Researchers from the lab of Nobel laureate, David Baker, PhD, have now released RFdiffusion3 open source. The latest version of the de novo protein design model generates proteins that interact with any type of molecule, including DNA and small molecules with broad applications across sustainability and therapeutics.
“We built this as a general model and are sharing it freely so the scientific community can create things we haven’t even imagined yet,” said Rohith Krishna, PhD, postdoctoral researcher in the Baker lab and co-lead author of the RFdiffusion3 bioRxiv preprint that has not been peer reviewed.
The work shows experimental proof of concept for the design of proteins that recognize specific sequences of DNA, which serves as a foundation for synthetic transcription factors for gene therapy, and complex enzyme catalysis, which offers industry applications.
Baker, who is the director of the Institute for Protein Design at the University of Washington (UW) and a Howard Hughes Medical Institute (HHMI) investigator, won the 2024 Nobel Prize in Chemistry for the design of novel proteins. RFdiffusion3 is one step closer to designing and understanding biological complexity, a challenge Baker recently described to GEN as one of the main obstacles to overcome for de novo design to transform medicine.
RFdiffusion3 enters a growing ecosystem of protein design models that cover multiple modalities, such as BoltzGen, which was released in October. BoltzGen demonstrated generalizable therapeutic design in any format, including nanobodies, mini-binders, and disulfide-bonded peptides, and against any target across nucleic acids, small molecules, and both ordered and disordered proteins. Notably, BoltzGen designs binders only and does not generate catalytic enzymes as demonstrated by RFdiffusion 3.
To achieve intricate chemical interactions with new precision, RFdiffusion3 treats individual atoms as the fundamental units being designed, a methodological advance from its predecessor, RFdiffusion2, concurrently published in Nature Methods, which implements a hybrid atom and amino acid residue approach. In computational time, RFdiffusion3 exhibits ten-fold faster performance over RFdiffusion2, despite taking a more computationally intensive all-atom method.
Krishna told GEN that the underlying intuition for RFdiffusion 3 was to give “more knobs for generality and controllability.” As an example, the model’s all-atom approach can allow the specification of a hydrogen bond to a particular atom, a level of precision that can greatly facilitate the construction complex reactions, such as enzyme catalysis. He also notes that RFdiffusion3 has limitations when designing against biomolecules not seen in the training set, such as non-canonical amino acids.
Straight from the computer
While RFdiffusion3’s open-source launch opens the door for a new wave of enzyme innovation across the community, the Baker lab is already charting an impressive path forward in complex catalytic design.
In a concurrently published Nature paper, the UW researchers applied RFdiffusion2 to demonstrate the successful design of metallohydrolases, enzymes that cleave some of the most difficult bonds in biology, such as protein peptide bonds, by leveraging the reactivity of a metal. Metallohydrolases have been of particular interest for degrading difficult pollutants.

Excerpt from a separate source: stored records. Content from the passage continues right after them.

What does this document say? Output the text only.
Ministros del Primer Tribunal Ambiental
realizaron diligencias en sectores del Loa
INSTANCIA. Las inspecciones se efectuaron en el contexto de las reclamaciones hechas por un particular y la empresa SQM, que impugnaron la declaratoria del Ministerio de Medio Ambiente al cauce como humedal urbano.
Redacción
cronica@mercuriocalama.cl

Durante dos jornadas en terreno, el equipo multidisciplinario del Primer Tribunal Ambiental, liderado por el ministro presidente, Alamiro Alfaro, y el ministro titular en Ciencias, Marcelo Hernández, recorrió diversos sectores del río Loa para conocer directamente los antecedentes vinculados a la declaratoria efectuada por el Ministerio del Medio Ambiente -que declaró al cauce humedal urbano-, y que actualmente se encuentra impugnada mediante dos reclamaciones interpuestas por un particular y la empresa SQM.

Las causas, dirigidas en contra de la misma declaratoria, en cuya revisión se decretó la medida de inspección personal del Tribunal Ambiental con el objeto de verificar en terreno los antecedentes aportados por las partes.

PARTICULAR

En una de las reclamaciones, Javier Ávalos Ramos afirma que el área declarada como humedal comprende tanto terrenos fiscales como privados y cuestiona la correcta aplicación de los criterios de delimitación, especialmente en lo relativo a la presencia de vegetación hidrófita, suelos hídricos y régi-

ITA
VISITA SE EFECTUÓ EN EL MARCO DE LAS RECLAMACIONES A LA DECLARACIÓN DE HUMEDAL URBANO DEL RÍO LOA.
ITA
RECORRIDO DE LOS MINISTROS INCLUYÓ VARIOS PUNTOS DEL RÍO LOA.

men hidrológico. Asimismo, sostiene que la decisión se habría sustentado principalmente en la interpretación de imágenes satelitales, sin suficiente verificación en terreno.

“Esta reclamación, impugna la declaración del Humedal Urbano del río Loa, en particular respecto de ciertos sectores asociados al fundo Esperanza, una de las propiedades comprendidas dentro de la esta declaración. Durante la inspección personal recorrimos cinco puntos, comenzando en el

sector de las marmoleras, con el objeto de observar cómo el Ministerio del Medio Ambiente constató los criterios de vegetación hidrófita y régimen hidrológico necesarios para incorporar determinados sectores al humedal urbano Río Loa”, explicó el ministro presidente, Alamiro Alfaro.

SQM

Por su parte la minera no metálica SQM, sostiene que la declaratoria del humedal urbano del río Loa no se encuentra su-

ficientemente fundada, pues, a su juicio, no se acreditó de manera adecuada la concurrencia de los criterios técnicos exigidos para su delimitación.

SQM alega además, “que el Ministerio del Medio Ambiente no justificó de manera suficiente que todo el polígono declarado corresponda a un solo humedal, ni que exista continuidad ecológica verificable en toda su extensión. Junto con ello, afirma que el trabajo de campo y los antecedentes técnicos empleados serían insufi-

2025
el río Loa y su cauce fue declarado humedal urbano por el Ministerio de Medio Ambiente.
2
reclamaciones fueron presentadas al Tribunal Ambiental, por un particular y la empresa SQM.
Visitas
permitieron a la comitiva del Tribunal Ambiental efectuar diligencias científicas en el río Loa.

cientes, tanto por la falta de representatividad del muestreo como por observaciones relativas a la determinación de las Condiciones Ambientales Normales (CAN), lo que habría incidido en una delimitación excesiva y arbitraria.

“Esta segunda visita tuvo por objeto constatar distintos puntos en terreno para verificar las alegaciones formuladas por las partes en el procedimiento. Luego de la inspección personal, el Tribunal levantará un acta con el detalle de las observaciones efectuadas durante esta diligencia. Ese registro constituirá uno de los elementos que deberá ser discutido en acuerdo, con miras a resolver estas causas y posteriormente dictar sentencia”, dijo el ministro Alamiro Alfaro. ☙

As successful de novo enzyme design builds protein structures that contain an ideal active site of catalytic residues that stabilize the transition states of a reaction, RFdiffusion2 made the advance of eliminating the need to specify sequence position and backbone coordinates for each catalytic residue to expand the sampled space.

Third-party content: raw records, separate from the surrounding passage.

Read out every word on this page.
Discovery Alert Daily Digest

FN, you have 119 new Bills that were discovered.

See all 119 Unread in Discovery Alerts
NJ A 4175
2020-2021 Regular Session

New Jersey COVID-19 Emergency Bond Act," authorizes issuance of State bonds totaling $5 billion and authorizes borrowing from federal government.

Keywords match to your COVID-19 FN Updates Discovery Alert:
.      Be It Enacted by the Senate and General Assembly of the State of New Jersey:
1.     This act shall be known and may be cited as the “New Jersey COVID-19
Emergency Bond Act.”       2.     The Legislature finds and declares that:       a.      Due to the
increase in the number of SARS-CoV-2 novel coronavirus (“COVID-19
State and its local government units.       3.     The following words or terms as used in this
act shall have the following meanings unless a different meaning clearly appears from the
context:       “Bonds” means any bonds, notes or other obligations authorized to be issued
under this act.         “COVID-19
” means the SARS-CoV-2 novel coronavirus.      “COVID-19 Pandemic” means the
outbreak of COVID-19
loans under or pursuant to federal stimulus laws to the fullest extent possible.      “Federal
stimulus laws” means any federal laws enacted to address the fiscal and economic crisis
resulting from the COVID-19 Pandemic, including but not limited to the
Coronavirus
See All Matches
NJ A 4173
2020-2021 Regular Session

“Rather than borrowing constraints from nature, we found that giving the model more freedom can lead to creative solutions and higher the success rates for these enzyme design problems,” explained Woody Ahern, graduate student in the Baker lab and co-lead author of the Nature paper in an interview with GEN.
Out of thousands of computational metallohydrolases designs, the authors experimentally screened 96 enzymes for the hydrolysis of the target molecule. Notably, five out of 96 designs showed proficient hydrolysis activity. One design, named ZETA_1, demonstrated high catalytic efficiency several orders of magnitude higher compared to previously designed metallohydrolases.
Seth Woodbury, another graduate student in the Baker lab and co-lead author, highlighted that achieving this success rate from a small batch without starting from a natural enzyme represents a major step forward in enzyme design. Optimized catalysts can be produced on the first attempt with minimal catalytic information, straight from the computer, and lead to effective wet lab use.
“This establishes a general and reproducible route for creating new biocatalysts from scratch, opening the door to rapidly designing potent enzymes for virtually any reaction,” Woodbury told GEN.
Donghyo Kim, PhD, postdoctoral researcher in the Baker lab and another co-lead author of the metallohydrolases study, adds that one interesting feature of de novo designed enzymes is their improved thermostability, which is valuable for catalytic reactions that can occur more efficiently at higher temperatures. “Enzyme stability is a great property for industrial use, such as degrading plastics,” said Kim.
The field looks forward to the next generation of complex proteins designed by RFdiffusion3.